Estate Agency Fees Debunked.
The world’s oldest profession is prostitution. Similarly, the world’s second oldest profession is probably estate agency.
People have sought housing since the days that we clambered around in huts made of animal skin and phlegm and therefore it follows that there would commensurately have been purveyors of said dwellings from an early stage in our existence. Picture a stone-age spiv in a yak cloth somewhat shinier than everyone else’s.
Since this dawn of property merchanting, the fee methodology for such malarkey has remained the same and predicated around a percentage of the asset value and ‘on success’ rather than based on a service level or an amount per hour, a subject that I spoke to Evan Davies about here on Radio 4 last year.
Incumbent estate agents to this day still charge their customers in the same way, known as ‘no sale-no fee’, which sounds just great in that you don’t pay if you don’t sell.
The reality though is that an estate agent is not always in total control of the likelihood of a sale and which is obviously market and price dependent. In other words, if the seller insists on a high price relative to actual value especially if the market is weak, the property won’t sell easily, or at all. Which means that those that do sell pay for the wasted work that goes into the properties that don’t. Which isn’t fair given that across the country year in year out, the RICS statistics state that most homes marketed via conventional property firms do not sell.
The bigger issue here though is this question of percentages.
Until recently the London housing market had been ballistic in its value rises and these hikes touched 20% per annum in some parts during 2014. Accordingly, London estate agents saw their fees and therefore their incomes rise by 20% too even though, ironically, price rises are a consequence of more demand and therefore easier sales and requiring less time on the market. In short, less work but for more money. Can you think of any other profession that works on the basis of trying less hard and earning more?
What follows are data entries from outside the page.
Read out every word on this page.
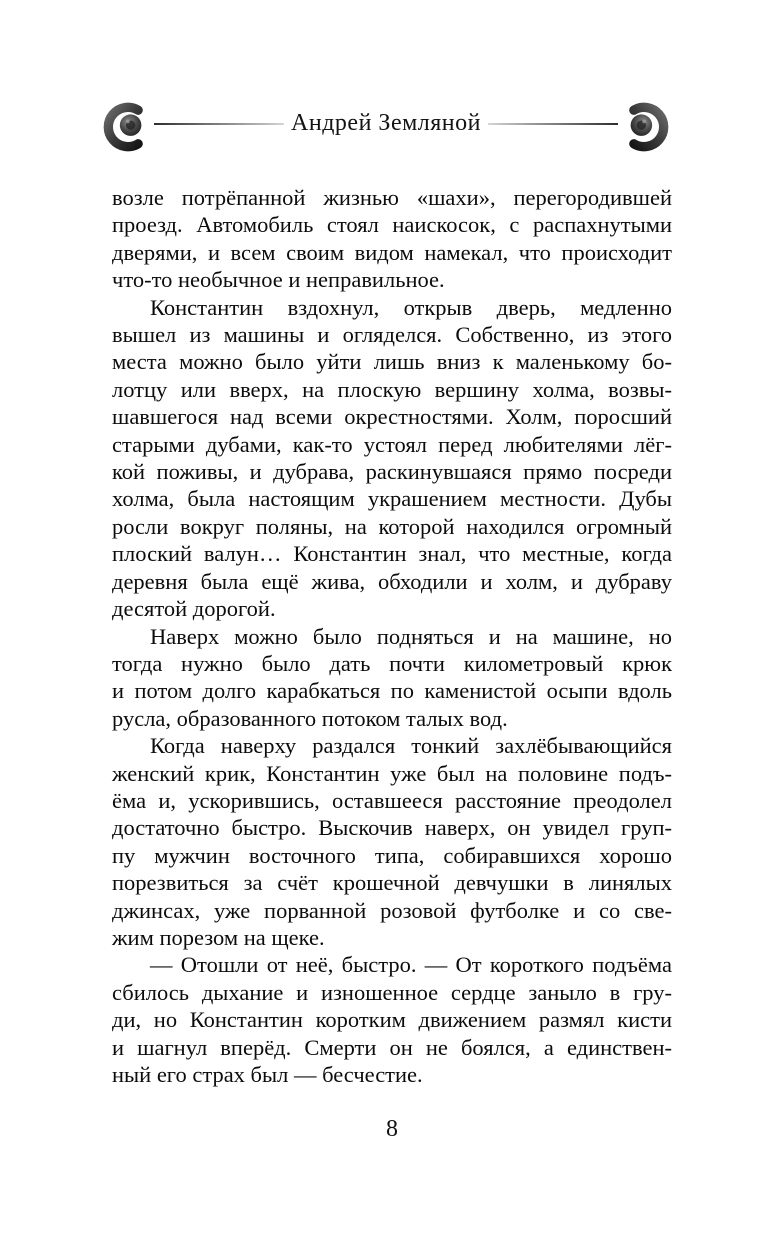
Андрей Земляной
возле потрёпанной жизнью «шахи», перегородившей
проезд. Автомобиль стоял наискосок, с распахнутыми
дверями, и всем своим видом намекал, что происходит
что-то необычное и неправильное.
Константин вздохнул, открыв дверь, медленно
вышел из машины и огляделся. Собственно, из этого
места можно было уйти лишь вниз к маленькому бо-
лотцу или вверх, на плоскую вершину холма, возвы-
шавшегося над всеми окрестностями. Холм, поросший
старыми дубами, как-то устоял перед любителями лёг-
кой поживы, и дубрава, раскинувшаяся прямо посреди
холма, была настоящим украшением местности. Дубы
росли вокруг поляны, на которой находился огромный
плоский валун… Константин знал, что местные, когда
деревня была ещё жива, обходили и холм, и дубраву
десятой дорогой.
Наверх можно было подняться и на машине, но
тогда нужно было дать почти километровый крюк
и потом долго карабкаться по каменистой осыпи вдоль
русла, образованного потоком талых вод.
Когда наверху раздался тонкий захлёбывающийся
женский крик, Константин уже был на половине подъ-
ёма и, ускорившись, оставшееся расстояние преодолел
достаточно быстро. Выскочив наверх, он увидел груп-
пу мужчин восточного типа, собиравшихся хорошо
порезвиться за счёт крошечной девчушки в линялых
джинсах, уже порванной розовой футболке и со све-
жим порезом на щеке.
— Отошли от неё, быстро. — От короткого подъёма
сбилось дыхание и изношенное сердце заныло в гру-
ди, но Константин коротким движением размял кисти
и шагнул вперёд. Смерти он не боялся, а единствен-
ный его страх был — бесчестие.
8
This just doesn’t add up as far as Johnny and Jenny Consumer are concerned. Especially when you consider that complaints against estate agents to the Property Ombudsman, the main overseer of the industry, are at a record high.Perspective check – quicker and easier deals; continuing poor service but for a sharply rising cost to the consumer.
Now, to get all Freakonomics on you…
The establishment flag wavers defend themselves on the question of percentage fees like this: ‘We are incentivised to get a higher price and to work hard for you and that’s why percentage fees are best’.
Here’s why such a contention is bollocks.
Using London as an example once again, the average Foxtons fee according to their own accounts is £13,000. Each Foxtons negotiator earns a typical 10% take in commission but there are lots of Foxtons employees and they don’t do that many deals, in fact they achieve just 8 completions per branch per month (their own numbers, not mine. See here) and therefore four negotiators per office are scrambling to do just two sales per month each.
The reality of such a low volume, high reward per transaction methodology (the Foxtons model plays out in principle across the whole industry) is that every deal counts and counts a bit too much perhaps. What do I mean? Well, imagine that you’re earning a £10,000 basic and desperately need your two commissions to make ends meet every pay-day. Faced with a buyer making an offer of, say, £650,000 on an asking price of £675,000, is your reaction to potentially lose the sale by playing fast and loose with the buyer, staring them out to see if you can squeeze the last drop of cash from them on the deal, risking them walking away and you being left with nothing? Or is to to know full well that your commission on £650,000 is £1300.00 and your commission on £675,000 is just £1350 and therefore you focus on a ‘deal at any price’? (For the pedantic amongst you, Foxton’s standard fee is 2% and so my calculation is based on 10% of the 2%).
Take out tax and NI from the £50 difference and you’ll see that an estate agent working on this percentage of sold price remuneration method, really couldn’t give a toss about getting you that additional £25k. It’s simply not worth their time and effort. It’s easier to convince you to take the low-ball.
Now that I’ve lifted the lid on the undeniable disadvantage of the traditional agency approach I do hope that this article provokes reaction and debate from the incumbents that have for so long defended their fee structure as beneficial to the client when it really is of benefit to just themselves and their own profitability.
Now, fixed fees… are clearly a winner for the consumer, a proposition eMoov has advanced since 2010. The home seller is, after all, more in control of their transaction than ever before whereas the estate agent has far less power over information on values, time to sell, sale price vs asking price etc thanks to the Internet and therefore the seller is, I say, more responsible for whether and how quickly their home sells. The estate agent is now a mere conduit for a sale transaction, a guiding hand through the process (no prostitution insinuation implied) and whereby communication and efficiency of service are all important. Plus, of course, an expert in negotiating on the sellers’ behalf. This moving process job is not exactly astro-physics though and should not command a rate accordingly. And the cost certainly shouldn’t be pegged to the rising cost of the asset alone. Can you imagine Starbucks charging you for your hazelnut latte based on your salary? Or a cab driver asking to see your bank statement before he told you the fare?
It’s time for a better estate agent. And a fairer one at that.